No wonder we couldn’t get anything done in Washington. No wonder the people in this nation are so frustrated with our political leadership because if they square off over an automobile company ad during the Super Bowl could they really come to terms on issues of real importance?
So, I wonder has something changed in the last year? Most notably we see Republicans and Democrats trying to forge legislation to reform immigration – they’re tantalizing close. Then again, it could fall apart.
That the end of 2012 saw some sort of budget deal was a vague positive sign. Boehner bypassed the Hastert rule, which only brings legislation forward if there is a majority of the majority to pass it, and passed the deal with Democrats. This is how the House should operate; the Hastert rule is oppressive.
While the GOP has said its stuff about the State of the Union address, I think a lot of it was political theater. Still, there seems to be some bi-partisan movement towards limiting high-capacity gun clips and comprehensive background checks. Banning assault weapons is still too far to go some lawmakers (as inexplicable as that may be).
I’m beginning to think that these might be first signs that the hyper-partisanship in Washington may come to an end. It’s crazy for Congress to be so dysfunctional when we have so many problems.
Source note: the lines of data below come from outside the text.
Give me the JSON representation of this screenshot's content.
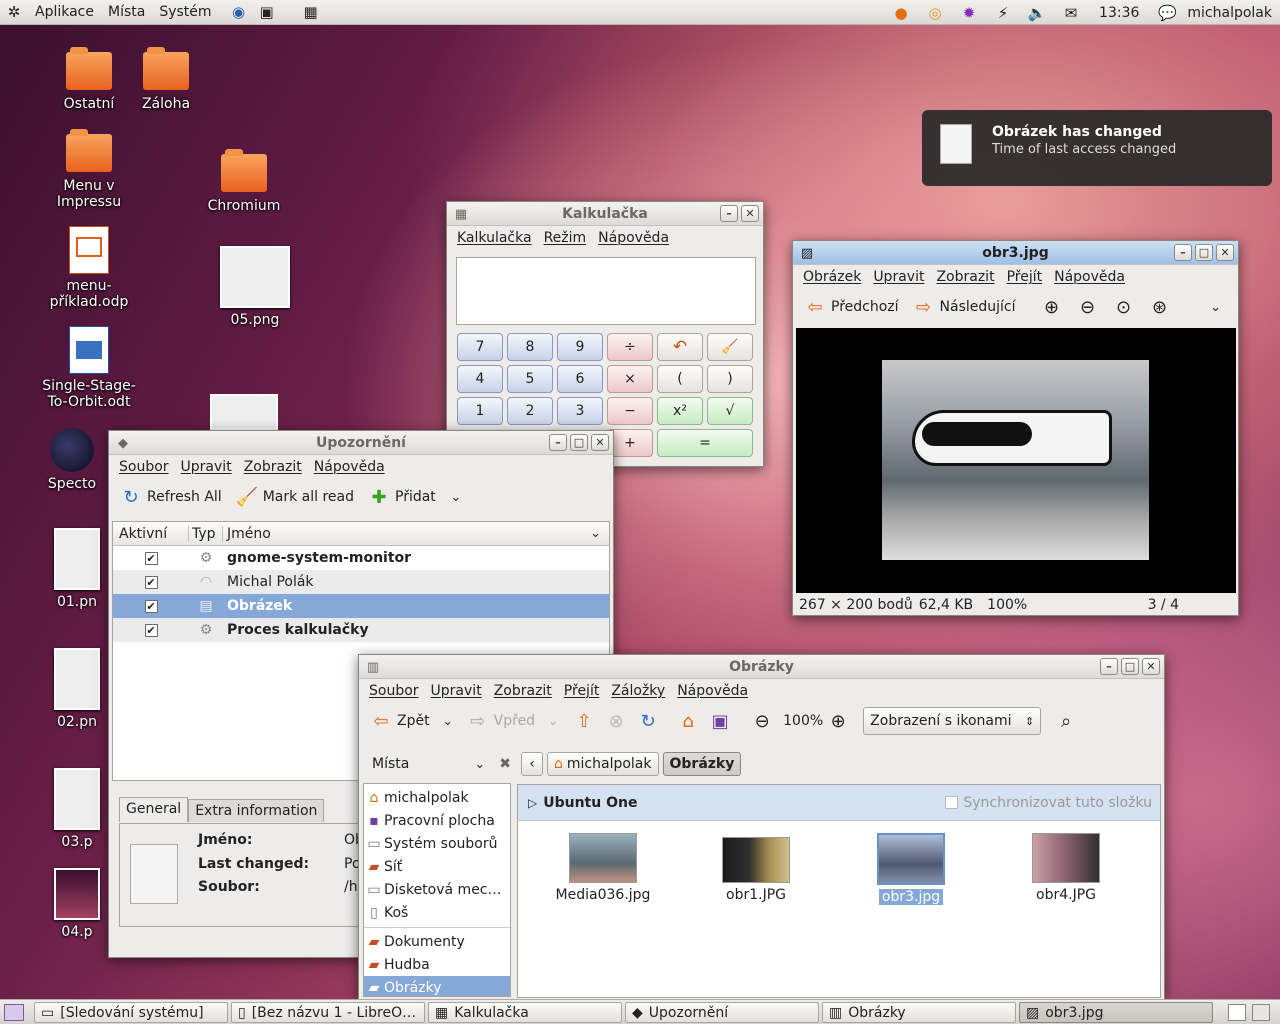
{
  "top_panel": {
    "menus": [
      "Aplikace",
      "Místa",
      "Systém"
    ],
    "clock": "13:36",
    "user": "michalpolak"
  },
  "desktop_icons": [
    {
      "label": "Ostatní",
      "kind": "folder"
    },
    {
      "label": "Záloha",
      "kind": "folder"
    },
    {
      "label": "Menu v Impressu",
      "kind": "folder"
    },
    {
      "label": "Chromium",
      "kind": "folder"
    },
    {
      "label": "menu-příklad.odp",
      "kind": "doc"
    },
    {
      "label": "05.png",
      "kind": "thumb"
    },
    {
      "label": "Single-Stage-To-Orbit.odt",
      "kind": "doc"
    },
    {
      "label": "Specto",
      "kind": "app"
    },
    {
      "label": "01.pn",
      "kind": "thumb"
    },
    {
      "label": "02.pn",
      "kind": "thumb"
    },
    {
      "label": "03.p",
      "kind": "thumb"
    },
    {
      "label": "04.p",
      "kind": "thumb"
    }
  ],
  "notification": {
    "title": "Obrázek has changed",
    "body": "Time of last access changed"
  },
  "calculator": {
    "title": "Kalkulačka",
    "menus": [
      "Kalkulačka",
      "Režim",
      "Nápověda"
    ],
    "buttons": [
      "7",
      "8",
      "9",
      "÷",
      "↶",
      "🧹",
      "4",
      "5",
      "6",
      "×",
      "(",
      ")",
      "1",
      "2",
      "3",
      "−",
      "x²",
      "√",
      "+",
      "="
    ]
  },
  "viewer": {
    "title": "obr3.jpg",
    "menus": [
      "Obrázek",
      "Upravit",
      "Zobrazit",
      "Přejít",
      "Nápověda"
    ],
    "prev": "Předchozí",
    "next": "Následující",
    "status_size": "267 × 200 bodů",
    "status_bytes": "62,4 KB",
    "status_zoom": "100%",
    "status_index": "3 / 4"
  },
  "specto": {
    "title": "Upozornění",
    "menus": [
      "Soubor",
      "Upravit",
      "Zobrazit",
      "Nápověda"
    ],
    "toolbar": {
      "refresh": "Refresh All",
      "mark": "Mark all read",
      "add": "Přidat"
    },
    "columns": {
      "active": "Aktivní",
      "type": "Typ",
      "name": "Jméno"
    },
    "rows": [
      {
        "name": "gnome-system-monitor",
        "bold": true,
        "checked": "✔"
      },
      {
        "name": "Michal Polák",
        "bold": false,
        "checked": "✔"
      },
      {
        "name": "Obrázek",
        "bold": true,
        "checked": "✔"
      },
      {
        "name": "Proces kalkulačky",
        "bold": true,
        "checked": "✔"
      }
    ],
    "tabs": {
      "general": "General",
      "extra": "Extra information"
    },
    "details": {
      "name_label": "Jméno:",
      "name_value": "Ob",
      "changed_label": "Last changed:",
      "changed_value": "Po",
      "file_label": "Soubor:",
      "file_value": "/h"
    }
  },
  "files": {
    "title": "Obrázky",
    "menus": [
      "Soubor",
      "Upravit",
      "Zobrazit",
      "Přejít",
      "Záložky",
      "Nápověda"
    ],
    "back": "Zpět",
    "forward": "Vpřed",
    "zoom": "100%",
    "view_mode": "Zobrazení s ikonami",
    "side_title": "Místa",
    "places": [
      "michalpolak",
      "Pracovní plocha",
      "Systém souborů",
      "Síť",
      "Disketová mec…",
      "Koš"
    ],
    "bookmarks": [
      "Dokumenty",
      "Hudba",
      "Obrázky"
    ],
    "path": [
      "michalpolak",
      "Obrázky"
    ],
    "ubuntu_one": "Ubuntu One",
    "sync": "Synchronizovat tuto složku",
    "items": [
      "Media036.jpg",
      "obr1.JPG",
      "obr3.jpg",
      "obr4.JPG"
    ]
  },
  "taskbar": [
    "[Sledování systému]",
    "[Bez názvu 1 - LibreO…",
    "Kalkulačka",
    "Upozornění",
    "Obrázky",
    "obr3.jpg"
  ]
}
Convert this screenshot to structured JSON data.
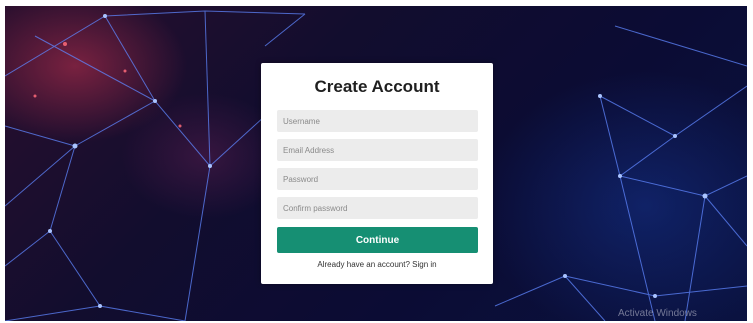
{
  "form": {
    "title": "Create Account",
    "username_placeholder": "Username",
    "email_placeholder": "Email Address",
    "password_placeholder": "Password",
    "confirm_placeholder": "Confirm password",
    "continue_label": "Continue",
    "signin_prompt": "Already have an account?",
    "signin_link": "Sign in"
  },
  "watermark": {
    "text": "Activate Windows"
  },
  "colors": {
    "accent": "#168f73",
    "field_bg": "#ececec",
    "card_bg": "#ffffff",
    "background": "#0b0c34"
  }
}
The members of Congress can’t be entirely stupid or oblivious to the dissatisfaction coming from both the left and the right over their bickering, and that the nation’s collective disgust may be nudging them to be more reasonable.
It also doesn’t hurt that the extremists in the GOP are taking positions well to the right of most of the nation. The Democrats came through with Obama’s re-election, picking up seats in the Senate, and exceeding the GOP vote total in the House (It’s still controlled by the GOP because the state legislatures under GOP control successfully gerrymandered the districts). GOP leadership has started to take notice that staying hard on the right may not be a winning formula for 2014.
What I’ve come to sense about Obama is he doesn’t play for the short term. He has a longer term vision than the next quarter or even the next year. He seemed to cave to the GOP throughout his first term, but their unyielding opposition painted them as unreasonable and they paid a price in 2012, which also allows him to push policies which are little more to the left because their opposition in the first term positioned them as unreliable governing partners. So, in the end, Obama looks like he will get more of what he wanted while rendering the GOP a little less strident.
Obama came into office in 2009 to change the culture in Washington. I’m beginning to think he may leave office in 2017 with a less partisan atmosphere in Washington.